Covetousness refers to a greedy desire for more. Though it could reference a desire for illicit goods obtained in an ill-gotten way, it could equally reference a lack of satisfaction with good things obtained lawfully and a stubborn determination to have more. When we work according to the principles of God’s word and God provides for us, it’s as though God is saying, “This is what you should have.” A covetous person though says, “No thank you God, I want more, and I’ll get it at any cost.”

In Ephesians 5:5, Paul effectively paints three portraits: one of a person who seeks to change what is good, one of a person who seeks to do or have what is bad, and one of a person who is not satisfied with what he has been given. One thing is common to each person: a prideful exaltation of self and a corresponding devaluation of God’s values. No statue or idol is needed in any of these pictures to declare them idolators, because rather than worshipping God, each person is worshipping the god of self.

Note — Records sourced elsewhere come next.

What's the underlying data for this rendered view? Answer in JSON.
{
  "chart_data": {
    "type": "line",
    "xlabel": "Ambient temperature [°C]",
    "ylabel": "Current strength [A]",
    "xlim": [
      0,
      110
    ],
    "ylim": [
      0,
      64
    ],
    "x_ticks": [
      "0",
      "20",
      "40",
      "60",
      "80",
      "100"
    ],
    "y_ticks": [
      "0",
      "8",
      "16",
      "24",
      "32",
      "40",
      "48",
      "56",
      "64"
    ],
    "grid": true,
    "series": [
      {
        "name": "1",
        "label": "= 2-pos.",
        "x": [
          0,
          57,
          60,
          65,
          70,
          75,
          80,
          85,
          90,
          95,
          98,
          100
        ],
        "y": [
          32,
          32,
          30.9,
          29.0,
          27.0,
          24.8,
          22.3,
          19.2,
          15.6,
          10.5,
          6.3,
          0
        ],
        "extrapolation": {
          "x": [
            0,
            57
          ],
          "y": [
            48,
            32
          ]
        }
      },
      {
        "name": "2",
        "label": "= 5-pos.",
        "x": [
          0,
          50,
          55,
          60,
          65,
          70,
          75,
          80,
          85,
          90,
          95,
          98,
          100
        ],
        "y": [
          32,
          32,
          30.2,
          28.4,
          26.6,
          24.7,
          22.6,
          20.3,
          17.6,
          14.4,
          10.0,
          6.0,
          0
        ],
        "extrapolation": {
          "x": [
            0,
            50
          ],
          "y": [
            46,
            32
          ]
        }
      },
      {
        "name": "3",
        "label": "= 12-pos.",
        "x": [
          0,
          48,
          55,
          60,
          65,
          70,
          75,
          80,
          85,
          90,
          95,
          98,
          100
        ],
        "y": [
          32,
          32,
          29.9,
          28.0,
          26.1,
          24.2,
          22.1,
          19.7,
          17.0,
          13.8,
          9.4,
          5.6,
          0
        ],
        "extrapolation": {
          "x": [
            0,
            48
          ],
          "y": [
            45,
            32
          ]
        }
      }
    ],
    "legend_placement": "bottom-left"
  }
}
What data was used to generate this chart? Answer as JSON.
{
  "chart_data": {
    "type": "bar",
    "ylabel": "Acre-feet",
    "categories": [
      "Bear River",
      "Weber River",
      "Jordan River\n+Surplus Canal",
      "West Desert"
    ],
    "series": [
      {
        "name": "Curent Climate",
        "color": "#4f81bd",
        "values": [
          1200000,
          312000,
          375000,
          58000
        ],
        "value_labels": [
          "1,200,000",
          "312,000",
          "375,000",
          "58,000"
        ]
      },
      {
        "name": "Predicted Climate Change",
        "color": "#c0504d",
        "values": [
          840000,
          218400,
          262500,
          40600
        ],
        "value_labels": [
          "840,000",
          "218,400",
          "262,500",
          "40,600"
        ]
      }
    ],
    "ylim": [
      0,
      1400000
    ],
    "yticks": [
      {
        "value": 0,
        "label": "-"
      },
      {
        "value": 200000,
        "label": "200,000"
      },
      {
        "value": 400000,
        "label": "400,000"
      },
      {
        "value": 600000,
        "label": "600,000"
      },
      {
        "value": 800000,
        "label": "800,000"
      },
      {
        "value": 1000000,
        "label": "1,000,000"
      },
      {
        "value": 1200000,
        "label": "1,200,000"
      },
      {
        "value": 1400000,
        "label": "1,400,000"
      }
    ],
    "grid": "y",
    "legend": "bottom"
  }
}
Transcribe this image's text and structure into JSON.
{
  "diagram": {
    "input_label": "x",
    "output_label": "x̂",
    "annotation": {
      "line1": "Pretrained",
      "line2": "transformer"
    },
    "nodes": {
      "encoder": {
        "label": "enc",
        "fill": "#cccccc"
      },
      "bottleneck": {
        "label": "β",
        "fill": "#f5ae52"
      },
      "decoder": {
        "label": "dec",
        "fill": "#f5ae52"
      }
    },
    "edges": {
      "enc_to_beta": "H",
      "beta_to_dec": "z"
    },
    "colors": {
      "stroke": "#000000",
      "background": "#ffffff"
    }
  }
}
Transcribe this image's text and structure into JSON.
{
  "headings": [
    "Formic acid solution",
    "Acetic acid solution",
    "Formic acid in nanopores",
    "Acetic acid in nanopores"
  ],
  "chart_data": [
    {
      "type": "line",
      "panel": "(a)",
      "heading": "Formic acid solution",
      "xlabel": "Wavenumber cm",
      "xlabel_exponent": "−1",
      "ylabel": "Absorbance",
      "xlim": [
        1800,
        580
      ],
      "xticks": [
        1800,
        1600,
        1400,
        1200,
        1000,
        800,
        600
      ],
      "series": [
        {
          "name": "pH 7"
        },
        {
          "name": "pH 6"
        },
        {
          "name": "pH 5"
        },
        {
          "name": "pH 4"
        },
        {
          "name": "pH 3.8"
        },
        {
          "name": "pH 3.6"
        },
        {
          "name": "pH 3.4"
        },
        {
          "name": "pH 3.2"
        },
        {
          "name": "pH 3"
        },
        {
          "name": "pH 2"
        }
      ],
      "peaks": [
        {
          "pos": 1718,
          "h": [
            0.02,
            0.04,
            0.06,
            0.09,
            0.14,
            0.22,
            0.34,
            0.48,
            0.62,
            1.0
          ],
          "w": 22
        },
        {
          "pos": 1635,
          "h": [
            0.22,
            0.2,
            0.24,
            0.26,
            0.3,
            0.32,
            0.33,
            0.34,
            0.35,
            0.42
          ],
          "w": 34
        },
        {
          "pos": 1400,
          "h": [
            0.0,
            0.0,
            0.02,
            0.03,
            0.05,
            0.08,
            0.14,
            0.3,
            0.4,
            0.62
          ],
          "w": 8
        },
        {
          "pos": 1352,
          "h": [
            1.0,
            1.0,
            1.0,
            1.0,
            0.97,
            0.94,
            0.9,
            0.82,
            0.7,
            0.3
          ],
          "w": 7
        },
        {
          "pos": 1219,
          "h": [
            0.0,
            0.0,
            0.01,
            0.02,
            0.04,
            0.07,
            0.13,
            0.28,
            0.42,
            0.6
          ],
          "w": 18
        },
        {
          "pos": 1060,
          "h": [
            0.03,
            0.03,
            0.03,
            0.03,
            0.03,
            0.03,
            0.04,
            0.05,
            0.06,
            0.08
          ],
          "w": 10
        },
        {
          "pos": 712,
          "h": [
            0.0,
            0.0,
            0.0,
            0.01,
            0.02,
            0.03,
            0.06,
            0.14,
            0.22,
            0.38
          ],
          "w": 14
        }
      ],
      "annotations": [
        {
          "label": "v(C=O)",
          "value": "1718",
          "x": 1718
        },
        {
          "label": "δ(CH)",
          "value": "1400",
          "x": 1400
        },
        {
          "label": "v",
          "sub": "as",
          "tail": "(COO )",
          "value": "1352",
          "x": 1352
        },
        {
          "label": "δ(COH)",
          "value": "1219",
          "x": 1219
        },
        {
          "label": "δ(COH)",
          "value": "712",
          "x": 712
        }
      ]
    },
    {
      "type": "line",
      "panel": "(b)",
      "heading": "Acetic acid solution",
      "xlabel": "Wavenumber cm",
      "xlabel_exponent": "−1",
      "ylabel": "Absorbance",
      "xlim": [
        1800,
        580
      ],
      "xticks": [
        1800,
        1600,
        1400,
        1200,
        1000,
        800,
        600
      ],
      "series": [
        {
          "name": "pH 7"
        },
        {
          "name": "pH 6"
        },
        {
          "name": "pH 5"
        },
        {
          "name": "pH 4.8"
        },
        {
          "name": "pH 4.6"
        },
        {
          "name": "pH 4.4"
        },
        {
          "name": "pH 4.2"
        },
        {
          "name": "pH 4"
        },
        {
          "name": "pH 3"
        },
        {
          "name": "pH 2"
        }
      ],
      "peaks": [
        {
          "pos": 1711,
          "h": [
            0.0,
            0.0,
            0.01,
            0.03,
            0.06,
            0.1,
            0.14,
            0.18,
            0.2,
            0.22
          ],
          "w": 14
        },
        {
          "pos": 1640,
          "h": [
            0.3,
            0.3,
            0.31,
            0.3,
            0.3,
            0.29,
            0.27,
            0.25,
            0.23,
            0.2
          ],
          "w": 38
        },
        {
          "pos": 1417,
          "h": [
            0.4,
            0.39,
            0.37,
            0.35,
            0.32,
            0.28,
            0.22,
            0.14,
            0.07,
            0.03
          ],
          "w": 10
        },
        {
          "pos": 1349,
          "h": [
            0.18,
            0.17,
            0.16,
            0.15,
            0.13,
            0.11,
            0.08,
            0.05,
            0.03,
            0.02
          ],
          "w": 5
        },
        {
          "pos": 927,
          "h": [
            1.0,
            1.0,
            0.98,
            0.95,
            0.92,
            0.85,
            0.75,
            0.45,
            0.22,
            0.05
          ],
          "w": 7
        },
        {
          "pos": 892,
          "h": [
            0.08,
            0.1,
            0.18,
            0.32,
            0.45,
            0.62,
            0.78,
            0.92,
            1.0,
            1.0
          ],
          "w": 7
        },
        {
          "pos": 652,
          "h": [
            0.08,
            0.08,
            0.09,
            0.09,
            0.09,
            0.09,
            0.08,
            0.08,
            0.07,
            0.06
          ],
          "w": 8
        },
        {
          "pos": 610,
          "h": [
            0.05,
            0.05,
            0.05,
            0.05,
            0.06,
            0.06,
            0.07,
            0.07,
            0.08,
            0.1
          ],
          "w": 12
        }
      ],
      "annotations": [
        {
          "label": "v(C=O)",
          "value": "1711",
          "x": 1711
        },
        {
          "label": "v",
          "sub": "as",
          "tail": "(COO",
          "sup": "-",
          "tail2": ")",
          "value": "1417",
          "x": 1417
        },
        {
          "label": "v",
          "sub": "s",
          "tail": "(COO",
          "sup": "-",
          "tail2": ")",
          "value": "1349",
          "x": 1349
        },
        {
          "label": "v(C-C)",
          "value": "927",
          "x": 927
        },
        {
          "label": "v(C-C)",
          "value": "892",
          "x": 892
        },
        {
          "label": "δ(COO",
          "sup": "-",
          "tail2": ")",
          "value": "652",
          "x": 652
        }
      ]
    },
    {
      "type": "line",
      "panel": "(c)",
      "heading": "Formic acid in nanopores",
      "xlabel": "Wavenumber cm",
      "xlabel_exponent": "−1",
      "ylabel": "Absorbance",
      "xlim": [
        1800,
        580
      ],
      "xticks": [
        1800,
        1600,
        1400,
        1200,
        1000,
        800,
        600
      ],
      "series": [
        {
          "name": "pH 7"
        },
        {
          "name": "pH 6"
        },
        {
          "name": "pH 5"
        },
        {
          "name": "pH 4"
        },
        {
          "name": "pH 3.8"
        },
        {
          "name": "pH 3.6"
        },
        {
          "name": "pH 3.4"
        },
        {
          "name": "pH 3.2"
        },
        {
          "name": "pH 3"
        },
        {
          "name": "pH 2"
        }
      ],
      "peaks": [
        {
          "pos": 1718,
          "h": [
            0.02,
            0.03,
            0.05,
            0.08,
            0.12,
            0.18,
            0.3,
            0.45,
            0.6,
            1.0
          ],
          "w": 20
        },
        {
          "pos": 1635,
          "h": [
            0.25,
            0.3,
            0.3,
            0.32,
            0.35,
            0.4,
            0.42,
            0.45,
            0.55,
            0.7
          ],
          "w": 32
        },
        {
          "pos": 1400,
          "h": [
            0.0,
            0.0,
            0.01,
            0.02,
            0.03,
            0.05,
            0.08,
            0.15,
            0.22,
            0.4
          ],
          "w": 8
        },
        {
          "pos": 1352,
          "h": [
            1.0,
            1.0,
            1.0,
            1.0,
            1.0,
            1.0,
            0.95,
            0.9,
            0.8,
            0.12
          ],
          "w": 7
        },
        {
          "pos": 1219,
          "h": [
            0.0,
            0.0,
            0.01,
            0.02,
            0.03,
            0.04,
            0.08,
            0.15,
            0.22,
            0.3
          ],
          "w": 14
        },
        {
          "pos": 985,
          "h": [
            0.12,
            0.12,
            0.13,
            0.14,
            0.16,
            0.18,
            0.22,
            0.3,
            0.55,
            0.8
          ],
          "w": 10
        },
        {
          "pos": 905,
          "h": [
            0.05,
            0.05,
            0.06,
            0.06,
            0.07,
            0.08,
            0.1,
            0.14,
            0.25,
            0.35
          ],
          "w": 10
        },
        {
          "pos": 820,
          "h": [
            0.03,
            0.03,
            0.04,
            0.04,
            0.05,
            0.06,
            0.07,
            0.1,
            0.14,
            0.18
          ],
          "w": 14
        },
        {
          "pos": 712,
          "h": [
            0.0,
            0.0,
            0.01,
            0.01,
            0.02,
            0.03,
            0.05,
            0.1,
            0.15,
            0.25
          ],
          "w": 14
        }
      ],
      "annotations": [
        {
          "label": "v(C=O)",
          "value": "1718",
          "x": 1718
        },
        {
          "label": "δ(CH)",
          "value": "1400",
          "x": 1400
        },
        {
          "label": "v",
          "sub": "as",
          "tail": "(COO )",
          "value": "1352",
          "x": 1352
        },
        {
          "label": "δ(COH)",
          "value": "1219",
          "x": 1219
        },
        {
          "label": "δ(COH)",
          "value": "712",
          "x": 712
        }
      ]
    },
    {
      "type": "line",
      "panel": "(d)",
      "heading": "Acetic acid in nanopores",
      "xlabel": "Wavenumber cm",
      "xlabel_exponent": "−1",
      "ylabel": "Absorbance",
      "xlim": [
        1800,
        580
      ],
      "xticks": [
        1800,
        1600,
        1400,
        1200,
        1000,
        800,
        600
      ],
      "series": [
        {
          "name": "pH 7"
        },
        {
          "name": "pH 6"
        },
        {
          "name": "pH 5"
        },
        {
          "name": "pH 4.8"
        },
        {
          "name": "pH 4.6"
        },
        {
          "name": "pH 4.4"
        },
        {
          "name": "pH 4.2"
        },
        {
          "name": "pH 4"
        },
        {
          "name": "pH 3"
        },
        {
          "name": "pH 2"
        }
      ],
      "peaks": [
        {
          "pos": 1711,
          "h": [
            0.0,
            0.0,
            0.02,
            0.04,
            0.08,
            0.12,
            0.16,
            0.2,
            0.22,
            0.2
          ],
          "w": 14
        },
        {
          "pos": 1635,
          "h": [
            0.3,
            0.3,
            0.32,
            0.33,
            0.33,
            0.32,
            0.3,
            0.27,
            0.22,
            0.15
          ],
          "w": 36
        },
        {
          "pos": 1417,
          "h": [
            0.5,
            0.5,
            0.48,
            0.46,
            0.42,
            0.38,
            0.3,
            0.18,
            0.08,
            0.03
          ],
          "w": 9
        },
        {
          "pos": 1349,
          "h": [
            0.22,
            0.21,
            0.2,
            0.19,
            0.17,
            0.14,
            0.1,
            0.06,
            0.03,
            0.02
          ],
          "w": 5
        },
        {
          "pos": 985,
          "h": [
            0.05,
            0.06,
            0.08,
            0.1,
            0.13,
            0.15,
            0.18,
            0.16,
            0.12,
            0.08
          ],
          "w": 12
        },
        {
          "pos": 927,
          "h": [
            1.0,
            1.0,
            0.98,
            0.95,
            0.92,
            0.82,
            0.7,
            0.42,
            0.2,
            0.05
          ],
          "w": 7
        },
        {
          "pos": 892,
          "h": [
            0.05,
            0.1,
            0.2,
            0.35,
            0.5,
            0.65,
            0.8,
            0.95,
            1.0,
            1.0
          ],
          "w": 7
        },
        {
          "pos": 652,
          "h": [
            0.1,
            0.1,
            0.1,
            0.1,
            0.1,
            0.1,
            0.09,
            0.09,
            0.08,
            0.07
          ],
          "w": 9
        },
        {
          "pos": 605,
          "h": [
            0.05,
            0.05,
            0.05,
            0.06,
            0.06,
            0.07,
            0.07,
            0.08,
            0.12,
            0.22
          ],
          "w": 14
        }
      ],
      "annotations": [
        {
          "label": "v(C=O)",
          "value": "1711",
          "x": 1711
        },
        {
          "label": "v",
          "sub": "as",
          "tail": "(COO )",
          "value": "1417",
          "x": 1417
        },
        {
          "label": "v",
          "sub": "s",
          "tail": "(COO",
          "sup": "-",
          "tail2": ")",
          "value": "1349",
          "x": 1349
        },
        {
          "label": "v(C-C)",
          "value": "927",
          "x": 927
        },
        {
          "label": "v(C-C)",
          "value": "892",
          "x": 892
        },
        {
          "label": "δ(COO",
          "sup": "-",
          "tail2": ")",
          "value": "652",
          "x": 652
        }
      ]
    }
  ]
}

Sin leads you to elevate yourself to the level of God so that you can attempt to take the rule that belongs to Him. When you sin, you become your own idol. It’s important though to return to the thought with which Ephesians 5:5 concludes: no idolator will have “any inheritance in the kingdom Christ and God.” As much as you might be tempted to sit on the throne of your life, heaven and earth belong to God, and He has given Jesus authority over them (Matthew 28:18). Don’t be an idolator, but rather worship and serve God and His anointed King, Jesus, by allowing Him to determine what is good, what is bad, and what you should or should not have.